The rate at which cyberattacks are increasing are being noticed by both their victims and the FBI, who are seeing more people affected by online crimes and scams.
Cyberattacks are occurring at an all-time rapid pace. The FBI recently announced a staggering statistic providing some insight into just how quickly that pace is increasing. According to an IC3 recent post, it took seven years for the FBI to collect its first million complaints. That is compared to the most recent million complaints only taking slightly more than one year, less than half the time it took for the previous million.

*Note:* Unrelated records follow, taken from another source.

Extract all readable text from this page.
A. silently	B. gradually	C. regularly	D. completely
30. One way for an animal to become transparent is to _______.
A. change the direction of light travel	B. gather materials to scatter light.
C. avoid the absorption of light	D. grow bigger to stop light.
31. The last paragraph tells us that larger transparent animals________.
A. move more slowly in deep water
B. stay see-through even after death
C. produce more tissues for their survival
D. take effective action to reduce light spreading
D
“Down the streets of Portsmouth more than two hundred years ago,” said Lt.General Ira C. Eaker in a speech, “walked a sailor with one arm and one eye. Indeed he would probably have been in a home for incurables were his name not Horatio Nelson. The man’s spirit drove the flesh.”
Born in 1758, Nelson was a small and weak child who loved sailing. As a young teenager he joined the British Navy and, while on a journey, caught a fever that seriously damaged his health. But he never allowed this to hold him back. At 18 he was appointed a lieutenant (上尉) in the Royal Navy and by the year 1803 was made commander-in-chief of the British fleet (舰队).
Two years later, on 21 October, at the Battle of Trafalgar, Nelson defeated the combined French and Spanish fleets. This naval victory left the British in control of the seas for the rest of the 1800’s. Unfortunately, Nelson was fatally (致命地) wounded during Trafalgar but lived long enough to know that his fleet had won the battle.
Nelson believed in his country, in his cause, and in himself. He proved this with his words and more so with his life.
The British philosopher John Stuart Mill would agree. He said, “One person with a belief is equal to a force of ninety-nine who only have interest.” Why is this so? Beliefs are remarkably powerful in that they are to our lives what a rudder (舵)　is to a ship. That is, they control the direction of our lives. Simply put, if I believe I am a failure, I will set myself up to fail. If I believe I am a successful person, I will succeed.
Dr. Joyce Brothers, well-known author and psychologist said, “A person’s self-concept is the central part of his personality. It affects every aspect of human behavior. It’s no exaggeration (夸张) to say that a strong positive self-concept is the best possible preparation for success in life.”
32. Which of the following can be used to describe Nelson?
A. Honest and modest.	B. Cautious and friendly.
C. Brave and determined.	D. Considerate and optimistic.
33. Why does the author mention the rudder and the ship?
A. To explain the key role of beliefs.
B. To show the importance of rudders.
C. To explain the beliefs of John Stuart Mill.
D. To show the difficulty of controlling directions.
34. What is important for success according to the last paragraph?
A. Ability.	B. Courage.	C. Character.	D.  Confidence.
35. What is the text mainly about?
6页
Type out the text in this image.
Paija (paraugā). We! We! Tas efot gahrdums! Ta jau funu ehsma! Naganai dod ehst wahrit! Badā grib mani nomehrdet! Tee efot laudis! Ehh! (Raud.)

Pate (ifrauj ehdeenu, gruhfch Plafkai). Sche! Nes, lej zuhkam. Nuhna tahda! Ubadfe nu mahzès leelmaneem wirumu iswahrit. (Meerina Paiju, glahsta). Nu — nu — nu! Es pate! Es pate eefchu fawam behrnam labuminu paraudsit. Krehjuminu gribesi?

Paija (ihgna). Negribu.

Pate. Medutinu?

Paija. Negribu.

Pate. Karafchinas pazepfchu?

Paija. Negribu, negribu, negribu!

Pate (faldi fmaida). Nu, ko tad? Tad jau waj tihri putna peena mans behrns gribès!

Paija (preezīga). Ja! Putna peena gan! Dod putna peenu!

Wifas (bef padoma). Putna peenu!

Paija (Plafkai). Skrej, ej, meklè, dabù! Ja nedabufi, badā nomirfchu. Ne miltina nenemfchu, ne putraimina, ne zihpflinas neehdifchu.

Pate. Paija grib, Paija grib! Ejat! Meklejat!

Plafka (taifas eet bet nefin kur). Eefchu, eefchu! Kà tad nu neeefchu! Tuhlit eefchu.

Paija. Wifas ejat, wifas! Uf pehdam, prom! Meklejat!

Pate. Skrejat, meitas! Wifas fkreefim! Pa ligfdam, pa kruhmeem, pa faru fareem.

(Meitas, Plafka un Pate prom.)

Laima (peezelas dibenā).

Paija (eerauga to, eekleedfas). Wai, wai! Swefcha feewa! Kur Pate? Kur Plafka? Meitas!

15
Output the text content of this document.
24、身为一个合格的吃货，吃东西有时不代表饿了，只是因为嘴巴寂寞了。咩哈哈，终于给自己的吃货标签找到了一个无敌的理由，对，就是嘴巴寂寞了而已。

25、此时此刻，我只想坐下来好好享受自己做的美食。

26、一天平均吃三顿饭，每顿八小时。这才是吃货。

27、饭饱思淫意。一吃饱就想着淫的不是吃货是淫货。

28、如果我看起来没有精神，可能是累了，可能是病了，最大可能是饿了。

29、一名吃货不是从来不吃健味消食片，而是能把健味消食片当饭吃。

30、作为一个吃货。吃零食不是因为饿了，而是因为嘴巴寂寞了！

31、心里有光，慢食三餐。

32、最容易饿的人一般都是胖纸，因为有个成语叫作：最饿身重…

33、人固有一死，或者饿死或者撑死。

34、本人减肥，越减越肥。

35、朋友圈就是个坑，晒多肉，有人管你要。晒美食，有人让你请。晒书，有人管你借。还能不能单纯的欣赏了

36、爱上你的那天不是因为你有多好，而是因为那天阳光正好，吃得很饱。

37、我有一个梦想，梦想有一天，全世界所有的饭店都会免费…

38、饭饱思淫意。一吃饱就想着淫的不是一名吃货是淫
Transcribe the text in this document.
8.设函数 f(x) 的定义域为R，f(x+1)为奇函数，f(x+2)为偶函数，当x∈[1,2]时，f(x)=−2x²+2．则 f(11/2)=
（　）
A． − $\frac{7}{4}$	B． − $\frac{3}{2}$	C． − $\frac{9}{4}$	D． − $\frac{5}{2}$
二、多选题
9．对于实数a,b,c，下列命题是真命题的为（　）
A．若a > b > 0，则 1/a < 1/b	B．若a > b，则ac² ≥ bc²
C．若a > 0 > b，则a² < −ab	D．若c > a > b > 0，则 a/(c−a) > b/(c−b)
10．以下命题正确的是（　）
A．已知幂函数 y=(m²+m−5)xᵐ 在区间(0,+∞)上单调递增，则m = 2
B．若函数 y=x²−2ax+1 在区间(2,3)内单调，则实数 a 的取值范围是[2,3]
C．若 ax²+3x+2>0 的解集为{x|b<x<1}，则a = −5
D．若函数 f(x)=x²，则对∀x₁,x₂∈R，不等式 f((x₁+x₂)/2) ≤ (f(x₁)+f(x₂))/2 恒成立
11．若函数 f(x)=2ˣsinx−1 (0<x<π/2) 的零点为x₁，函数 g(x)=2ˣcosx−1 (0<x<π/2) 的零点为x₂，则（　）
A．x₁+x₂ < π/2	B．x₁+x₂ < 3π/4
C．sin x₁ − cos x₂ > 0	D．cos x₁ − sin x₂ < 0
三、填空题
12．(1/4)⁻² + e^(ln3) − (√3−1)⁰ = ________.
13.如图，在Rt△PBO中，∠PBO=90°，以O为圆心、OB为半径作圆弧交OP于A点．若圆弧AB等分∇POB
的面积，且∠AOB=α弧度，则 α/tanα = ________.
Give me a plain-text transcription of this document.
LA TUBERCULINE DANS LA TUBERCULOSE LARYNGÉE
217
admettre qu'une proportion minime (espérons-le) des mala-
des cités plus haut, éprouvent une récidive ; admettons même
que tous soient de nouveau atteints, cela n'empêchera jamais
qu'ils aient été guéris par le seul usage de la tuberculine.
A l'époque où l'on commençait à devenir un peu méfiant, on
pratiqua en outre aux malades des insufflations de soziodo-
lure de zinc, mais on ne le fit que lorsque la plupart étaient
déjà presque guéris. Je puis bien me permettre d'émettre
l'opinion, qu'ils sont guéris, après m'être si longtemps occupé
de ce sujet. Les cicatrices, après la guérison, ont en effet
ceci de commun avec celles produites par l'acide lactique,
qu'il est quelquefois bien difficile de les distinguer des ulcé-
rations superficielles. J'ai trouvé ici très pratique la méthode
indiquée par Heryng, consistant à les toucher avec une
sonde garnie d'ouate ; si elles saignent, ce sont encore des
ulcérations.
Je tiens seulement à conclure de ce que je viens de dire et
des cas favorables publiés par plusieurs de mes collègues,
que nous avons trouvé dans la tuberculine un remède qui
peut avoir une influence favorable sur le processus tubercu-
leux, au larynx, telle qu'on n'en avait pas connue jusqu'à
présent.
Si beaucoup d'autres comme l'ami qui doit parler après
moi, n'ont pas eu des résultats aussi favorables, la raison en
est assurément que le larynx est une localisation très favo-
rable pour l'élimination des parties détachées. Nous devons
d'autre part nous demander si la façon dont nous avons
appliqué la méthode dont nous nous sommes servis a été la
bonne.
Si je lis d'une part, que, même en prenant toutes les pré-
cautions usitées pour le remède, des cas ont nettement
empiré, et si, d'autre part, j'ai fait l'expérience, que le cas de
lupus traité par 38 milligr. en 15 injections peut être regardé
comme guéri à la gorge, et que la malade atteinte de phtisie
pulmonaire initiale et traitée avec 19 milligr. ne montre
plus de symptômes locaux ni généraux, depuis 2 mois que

According to the FBI, complaints of cyberattacks and scams increased nearly 70% between 2019 and 2020 (no 2021 data has been released). The top three crimes reported by victims in 2020 were phishing scams, non-payment/non-delivery scams, and extortion. The first is an attack technique, whereas the last two are social engineering themes. It’s important to realize that while email is a primary attack vector for most cyberattacks, cybercriminals can take any path they deem appropriate – phone, SMS/text, email, online, or a combination therein.
The staggering growth of the number of complaints is a reflection of both an understanding of the availability of the FBI’s complaint center, as well as the massive increase in the number of attacks. With “as a service” models for most attacks springing up daily, it’s relatively easy for just about anyone to join in and become a cybercriminal.
Keeping cybersecurity vigilance high in the workplace is always my recommendation. Using Security Awareness Training continually keeps your users up-to-date of the latest types of attacks, scams, social engineering tactics, and threats, so users know what to look for and how to avoid falling for an attack.